The PPDM Association’s member count now stands at 112 with 23 organizations from outside North America. CEO Trudy Curtis outlined recent developments including a PPDM WIKI, education & certification programs and the imminent release of the 3.8 Alpha database. PPDM’s latest release now sports 37,000 columns and 1,650 tables. Current projects include metadata, spatial and records management. The latter includes thesauri and glossaries—leveraging Dublin Core and ‘Faceted Taxonomies.’ A user survey of work group relevance found data content as number one followed by a sample dataset load (of the RMOTC’s Teapot Dome data) and ‘data management.’ Devon is backing a workgroup to study coordinate reference systems and EPSG integration.

CEAMS

Kevin McFarlane introduced the Centre for Energy Asset Management Studies. CEAMS evolved from the Canadian Association of Petroleum Land Administration (CAPLA). CEAMS’ mandate is to promote the development of integrated learning strategies and career paths for Energy Asset Management personnel (a.k.a. landmen). The Southern Alberta Institute of Technology (SAIT) has been chosen as education partner.

Business case

Bob Faught (Sierra Systems) did some soul searching regarding ‘what honest statements can we make about usefulness of PPDM?’ The ‘classic’ arguments for PPDM are sometimes greeted with skepticism. Projects suffer from ‘creep,’ old versions stay around too long and users often just don’t care. Other issues include the ‘tug of war’ with commercial applications and what can be complex implementation. But Fuaght concludes that PPDM remains relevant in managing information as an asset that spans many different disciplines. A proper PPDM implementation helps cut costs without destroying quality, leveraging man-years of effort, removing redundancies and supporting multiple E&P workflows.

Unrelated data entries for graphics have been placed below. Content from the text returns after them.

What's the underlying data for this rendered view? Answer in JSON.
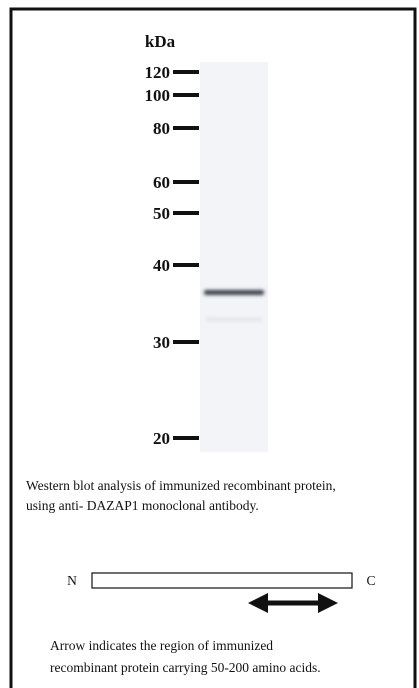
{
  "figure": {
    "unit": "kDa",
    "markers": [
      "120",
      "100",
      "80",
      "60",
      "50",
      "40",
      "30",
      "20"
    ],
    "caption": [
      "Western blot analysis of immunized recombinant protein,",
      "using anti- DAZAP1 monoclonal antibody."
    ],
    "diagram": {
      "n_label": "N",
      "c_label": "C"
    },
    "note": [
      "Arrow indicates the region of immunized",
      "recombinant protein carrying 50-200 amino acids."
    ]
  }
}
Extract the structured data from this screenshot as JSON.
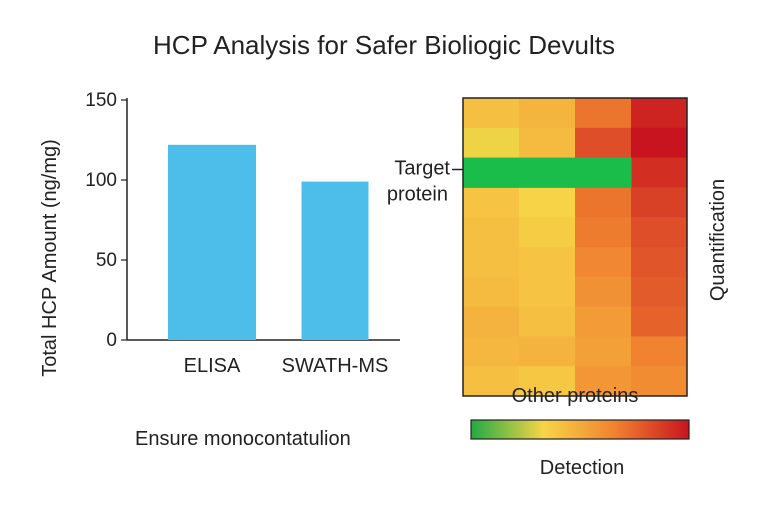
{
  "title": "HCP Analysis for Safer Bioliogic Devults",
  "chart_data": [
    {
      "type": "bar",
      "categories": [
        "ELISA",
        "SWATH-MS"
      ],
      "values": [
        122,
        99
      ],
      "ylabel": "Total HCP Amount (ng/mg)",
      "xlabel": "",
      "ylim": [
        0,
        150
      ],
      "yticks": [
        0,
        50,
        100,
        150
      ],
      "bar_color": "#4dbde9",
      "caption": "Ensure monocontatulion"
    },
    {
      "type": "heatmap",
      "rows": 10,
      "cols": 4,
      "values": [
        [
          0.42,
          0.46,
          0.7,
          0.95
        ],
        [
          0.32,
          0.44,
          0.82,
          1.0
        ],
        [
          0.0,
          0.0,
          0.0,
          0.92
        ],
        [
          0.4,
          0.34,
          0.7,
          0.86
        ],
        [
          0.42,
          0.37,
          0.68,
          0.82
        ],
        [
          0.42,
          0.4,
          0.64,
          0.8
        ],
        [
          0.44,
          0.4,
          0.6,
          0.78
        ],
        [
          0.47,
          0.42,
          0.56,
          0.76
        ],
        [
          0.45,
          0.47,
          0.54,
          0.66
        ],
        [
          0.42,
          0.39,
          0.58,
          0.62
        ]
      ],
      "xlabel": "Other proteins",
      "ylabel": "Quantification",
      "annotation": "Target protein",
      "annotation_lines": [
        "Target",
        "protein"
      ],
      "annotation_row": 2,
      "colorbar_label": "Detection",
      "colormap": [
        "#22aa44",
        "#f7d547",
        "#f08030",
        "#c8141e"
      ],
      "highlight_color": "#1bbd4a"
    }
  ]
}
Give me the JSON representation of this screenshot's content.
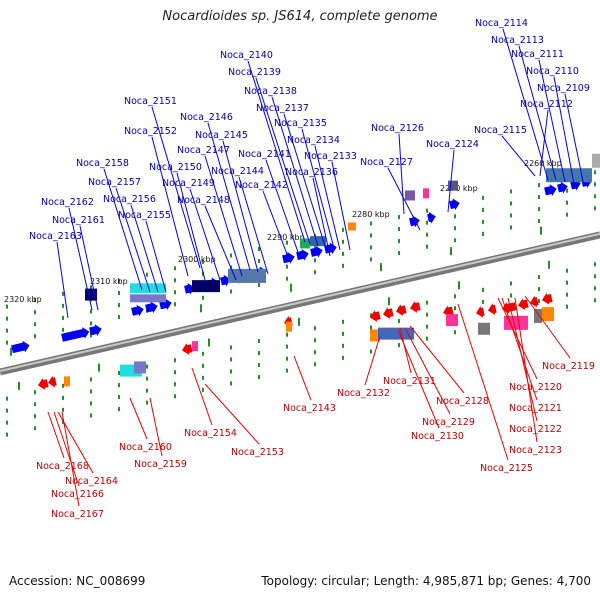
{
  "header": {
    "title": "Nocardioides sp. JS614, complete genome"
  },
  "footer": {
    "accession": "Accession: NC_008699",
    "stats": "Topology: circular; Length: 4,985,871 bp; Genes: 4,700"
  },
  "colors": {
    "forward_gene": "#0000ee",
    "reverse_gene": "#ee0000",
    "backbone": "#999999",
    "tick": "#2a8a2a"
  },
  "kbp_labels": [
    {
      "id": "2260",
      "text": "2260 kbp"
    },
    {
      "id": "2270",
      "text": "2270 kbp"
    },
    {
      "id": "2280",
      "text": "2280 kbp"
    },
    {
      "id": "2290",
      "text": "2290 kbp"
    },
    {
      "id": "2300",
      "text": "2300 kbp"
    },
    {
      "id": "2310",
      "text": "2310 kbp"
    },
    {
      "id": "2320",
      "text": "2320 kbp"
    }
  ],
  "forward_genes": [
    "Noca_2114",
    "Noca_2113",
    "Noca_2111",
    "Noca_2110",
    "Noca_2109",
    "Noca_2112",
    "Noca_2115",
    "Noca_2126",
    "Noca_2124",
    "Noca_2127",
    "Noca_2140",
    "Noca_2139",
    "Noca_2138",
    "Noca_2137",
    "Noca_2135",
    "Noca_2134",
    "Noca_2133",
    "Noca_2141",
    "Noca_2136",
    "Noca_2142",
    "Noca_2151",
    "Noca_2146",
    "Noca_2145",
    "Noca_2152",
    "Noca_2147",
    "Noca_2150",
    "Noca_2144",
    "Noca_2149",
    "Noca_2148",
    "Noca_2158",
    "Noca_2157",
    "Noca_2156",
    "Noca_2155",
    "Noca_2162",
    "Noca_2161",
    "Noca_2163"
  ],
  "reverse_genes": [
    "Noca_2119",
    "Noca_2120",
    "Noca_2121",
    "Noca_2122",
    "Noca_2123",
    "Noca_2125",
    "Noca_2131",
    "Noca_2128",
    "Noca_2129",
    "Noca_2130",
    "Noca_2132",
    "Noca_2143",
    "Noca_2153",
    "Noca_2154",
    "Noca_2160",
    "Noca_2159",
    "Noca_2168",
    "Noca_2164",
    "Noca_2166",
    "Noca_2167"
  ]
}
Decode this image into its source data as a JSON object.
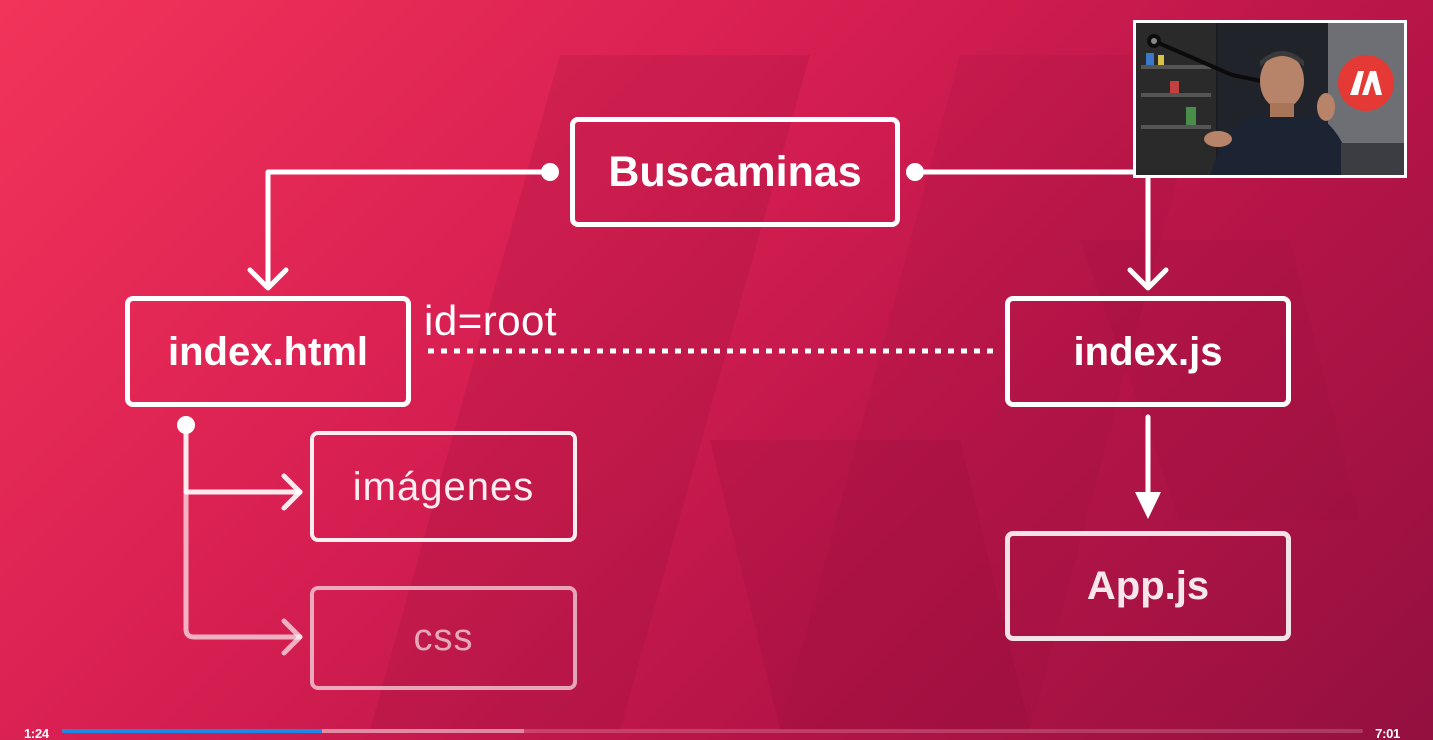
{
  "diagram": {
    "nodes": {
      "buscaminas": "Buscaminas",
      "index_html": "index.html",
      "index_js": "index.js",
      "app_js": "App.js",
      "imagenes": "imágenes",
      "css": "css"
    },
    "edge_label": "id=root"
  },
  "player": {
    "current_time": "1:24",
    "total_time": "7:01",
    "played_fraction": 0.2,
    "buffered_fraction": 0.355,
    "progress_color": "#1e88e5"
  },
  "colors": {
    "background_light": "#f2345a",
    "background_dark": "#93103f",
    "foreground": "#ffffff"
  },
  "icons": {
    "webcam": "presenter-webcam-icon",
    "logo": "brand-logo-icon"
  }
}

PPDM can be an ‘open and common base to build on.’

Open system

Sean Udell (geoLOGIC) and Sherry Sturko (Petroleum Place Energy Solutions—P2ES) offered a fairly compelling business case for PPDM in the form of a project that tagged QByte’s PetroLAB front end with geoLOGIC’s PPDM 3.7 database. Leveraging PPDM’s ‘openness,’ P2ES was able ‘to recreate 10 years work on a data model in less than a year.’

Directional surveys

James Stolle (P2ES) described the pitfalls of managing deviated wells and directional surveys. Bad data, poor or missing reference information, can produce an erroneous ‘Central European’ location for a Barnet Shale well! For Stolle, storing data to PPDM should always be considered as a data quality exercise. Data in application stores should be considered to be ‘at risk.’ It is preferable to collect and store surveys and metadata in a PPDM datastore suitably extended to handle metadata. Stolle asked, ‘Why would a company pay very large sums to improve databases that they are already licensed to?’ The simple answer is that this is the only way to eliminate risk and loss from bad data. ‘Dry hole odds and costs are high enough as it is already!’